From Junior Doctor to Surgical Skills Intern

As a middle school student, Fiona Chou ’25 worked to build a community of “junior doctors” by creating a science-based, research-driven YouTube channel. Inspired by a middle school teacher with a passion not just for science, but for making science accessible, Fiona spent hours poring over medical journals, scientific publications, and websites to develop content for her channel. She relied heavily on information published by medical vanguards, including the Mayo Clinic and Johns Hopkins University.

“I wanted to create a platform for people who had the same interests as me,” says Fiona, who, in her middle school videos wears a white lab coat while using both physical and digital models to walk her viewers through lessons on the anatomy of the heart, disorders of the central nervous system, the health benefits of chocolate, and SARS-CoV-2, to name just a few.

Over the summer and with assistance from a Meg Page ’74 Fellowship, Fiona traded her lab coat for scrubs and became part of a new and larger community of people who share her interests—and her passion—for science and medicine. Through a cardiothoracic surgical skills internship at UCLA School of Medicine, Fiona networked with pre-med students, medical interns, med school professors, and practicing surgeons.

Sponsored by the American Academy of Medicine and Surgery (AAMS), the internship program is a two-week, highly competitive and interactive classroom, laboratory, and lecture intensive that leads participants through the first steps toward mastering fundamental cardiothoracic surgical skills, and toward more complex cardiothoracic surgeries. Using porcine hearts in a wet lab, Fiona performed a range of surgical procedures, from aortic valve replacements and coronary artery bypass grafts, to cardiothoracic dissections and aortic vessel ligations.

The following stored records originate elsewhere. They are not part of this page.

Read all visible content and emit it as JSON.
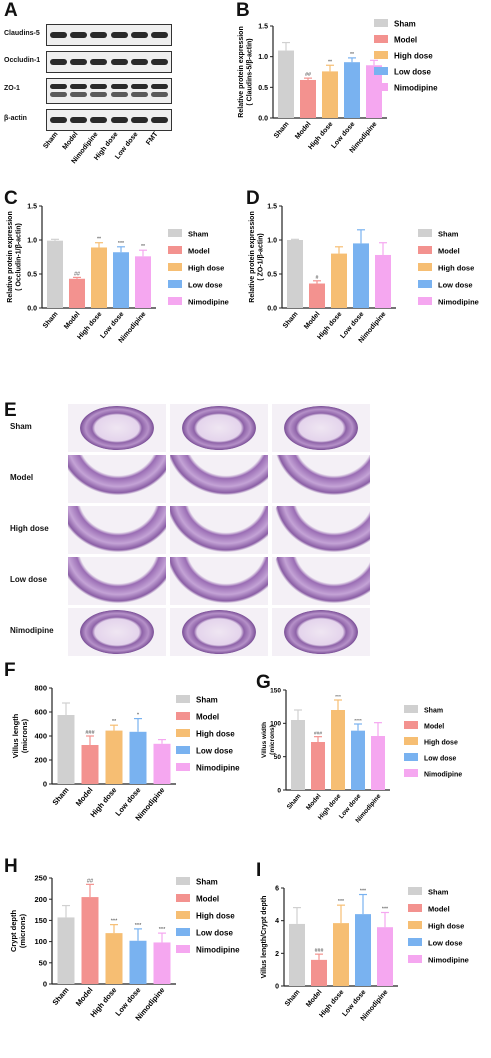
{
  "panel_letters": [
    "A",
    "B",
    "C",
    "D",
    "E",
    "F",
    "G",
    "H",
    "I"
  ],
  "legend": [
    {
      "name": "Sham",
      "color": "#d0d0d0"
    },
    {
      "name": "Model",
      "color": "#f3928f"
    },
    {
      "name": "High dose",
      "color": "#f6be73"
    },
    {
      "name": "Low dose",
      "color": "#79b2f0"
    },
    {
      "name": "Nimodipine",
      "color": "#f5a7f0"
    }
  ],
  "western_blot": {
    "proteins": [
      "Claudins-5",
      "Occludin-1",
      "ZO-1",
      "β-actin"
    ],
    "lanes": [
      "Sham",
      "Model",
      "Nimodipine",
      "High dose",
      "Low dose",
      "FMT"
    ]
  },
  "histology": {
    "rows": [
      "Sham",
      "Model",
      "High dose",
      "Low dose",
      "Nimodipine"
    ]
  },
  "chart_data": [
    {
      "panel": "B",
      "type": "bar",
      "categories": [
        "Sham",
        "Model",
        "High dose",
        "Low dose",
        "Nimodipine"
      ],
      "values": [
        1.1,
        0.62,
        0.76,
        0.91,
        0.86
      ],
      "errors": [
        0.13,
        0.03,
        0.1,
        0.07,
        0.08
      ],
      "annotations": [
        "",
        "##",
        "**",
        "**",
        ""
      ],
      "ylabel": "Relative protein expression\n( Claudins-5/β-actin)",
      "ylim": [
        0,
        1.5
      ],
      "yticks": [
        "0.0",
        "0.5",
        "1.0",
        "1.5"
      ]
    },
    {
      "panel": "C",
      "type": "bar",
      "categories": [
        "Sham",
        "Model",
        "High dose",
        "Low dose",
        "Nimodipine"
      ],
      "values": [
        0.99,
        0.43,
        0.89,
        0.82,
        0.76
      ],
      "errors": [
        0.02,
        0.02,
        0.07,
        0.08,
        0.09
      ],
      "annotations": [
        "",
        "##",
        "**",
        "***",
        "**"
      ],
      "ylabel": "Relative protein expression\n( Occludin-1/β-actin)",
      "ylim": [
        0,
        1.5
      ],
      "yticks": [
        "0.0",
        "0.5",
        "1.0",
        "1.5"
      ]
    },
    {
      "panel": "D",
      "type": "bar",
      "categories": [
        "Sham",
        "Model",
        "High dose",
        "Low dose",
        "Nimodipine"
      ],
      "values": [
        1.0,
        0.36,
        0.8,
        0.95,
        0.78
      ],
      "errors": [
        0.01,
        0.04,
        0.1,
        0.2,
        0.18
      ],
      "annotations": [
        "",
        "#",
        "",
        "",
        ""
      ],
      "ylabel": "Relative protein expression\n( ZO-1/β-actin)",
      "ylim": [
        0,
        1.5
      ],
      "yticks": [
        "0.0",
        "0.5",
        "1.0",
        "1.5"
      ]
    },
    {
      "panel": "F",
      "type": "bar",
      "categories": [
        "Sham",
        "Model",
        "High dose",
        "Low dose",
        "Nimodipine"
      ],
      "values": [
        575,
        325,
        445,
        435,
        335
      ],
      "errors": [
        100,
        75,
        45,
        110,
        35
      ],
      "annotations": [
        "",
        "###",
        "**",
        "*",
        ""
      ],
      "ylabel": "Villus length\n(microns)",
      "ylim": [
        0,
        800
      ],
      "yticks": [
        "0",
        "200",
        "400",
        "600",
        "800"
      ]
    },
    {
      "panel": "G",
      "type": "bar",
      "categories": [
        "Sham",
        "Model",
        "High dose",
        "Low dose",
        "Nimodipine"
      ],
      "values": [
        105,
        72,
        120,
        89,
        81
      ],
      "errors": [
        15,
        8,
        15,
        10,
        20
      ],
      "annotations": [
        "",
        "###",
        "***",
        "****",
        ""
      ],
      "ylabel": "Villus width\n(microns)",
      "ylim": [
        0,
        150
      ],
      "yticks": [
        "0",
        "50",
        "100",
        "150"
      ]
    },
    {
      "panel": "H",
      "type": "bar",
      "categories": [
        "Sham",
        "Model",
        "High dose",
        "Low dose",
        "Nimodipine"
      ],
      "values": [
        157,
        205,
        120,
        102,
        98
      ],
      "errors": [
        28,
        30,
        20,
        28,
        22
      ],
      "annotations": [
        "",
        "##",
        "***",
        "***",
        "***"
      ],
      "ylabel": "Crypt depth\n(microns)",
      "ylim": [
        0,
        250
      ],
      "yticks": [
        "0",
        "50",
        "100",
        "150",
        "200",
        "250"
      ]
    },
    {
      "panel": "I",
      "type": "bar",
      "categories": [
        "Sham",
        "Model",
        "High dose",
        "Low dose",
        "Nimodipine"
      ],
      "values": [
        3.8,
        1.6,
        3.85,
        4.4,
        3.6
      ],
      "errors": [
        1.0,
        0.35,
        1.1,
        1.2,
        0.9
      ],
      "annotations": [
        "",
        "###",
        "***",
        "***",
        "***"
      ],
      "ylabel": "Villus length/Crypt depth",
      "ylim": [
        0,
        6
      ],
      "yticks": [
        "0",
        "2",
        "4",
        "6"
      ]
    }
  ]
}
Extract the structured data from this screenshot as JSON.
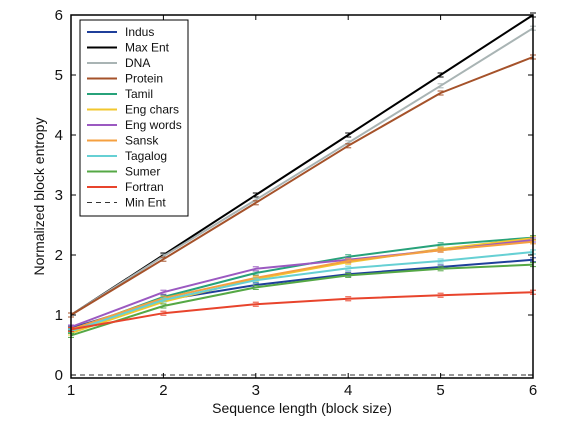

“Performing the procedures was really enriching for me,” Fiona says. “It was also really fun.”

Fiona prepped for each day’s practicum by tapping into the scientific research skills she honed as a passionate science student and digital content creator. At 6:00 am each day, she began preparing for the 8:00 am lab by researching and studying the day’s scheduled surgical procedure. Her preparation might also include tying and retying surgical knots, or testing herself on anatomy through blind drawings.

“You really have to learn the anatomy of the heart to perform those procedures successfully, and properly tied knots are so critical to all surgical procedures,” Fiona explains. “It is really important to have both things down.”

The program instructors were practicing physicians, who lent not only their medical expertise to the program, but their personal insights and experiences into what it takes to become a surgeon.

“Our teacher is an attending surgeon at UCLA School of Medicine, and continually tied what we were learning to his own experiences in the OR,” Fiona recalls. “He talked about a range of experiences that even went back to his days as a surgical resident, and how those experiences made him the doctor he is today. We also had afternoon sessions with other medical students and attending surgeons from UCLA and other universities who gave us a very broad view of their day-to-day lives, including some of the challenges they faced along the way. Understanding their journeys was very meaningful for me, as it gave me a preview of what my future might look like. I am certain, now, that medical school is definitely the path for me.”

See what a day in Fiona’s life as a surgical intern was like here, on her YouTube channel:

To honor her commitment to compassionate health care, the Meg Page’74 fellowship is awarded annually to students who wish to explore an experience or course of study devoted to the provision of better health care in areas such as public health, family planning, medical research, mental health, and non-Western practices of healing.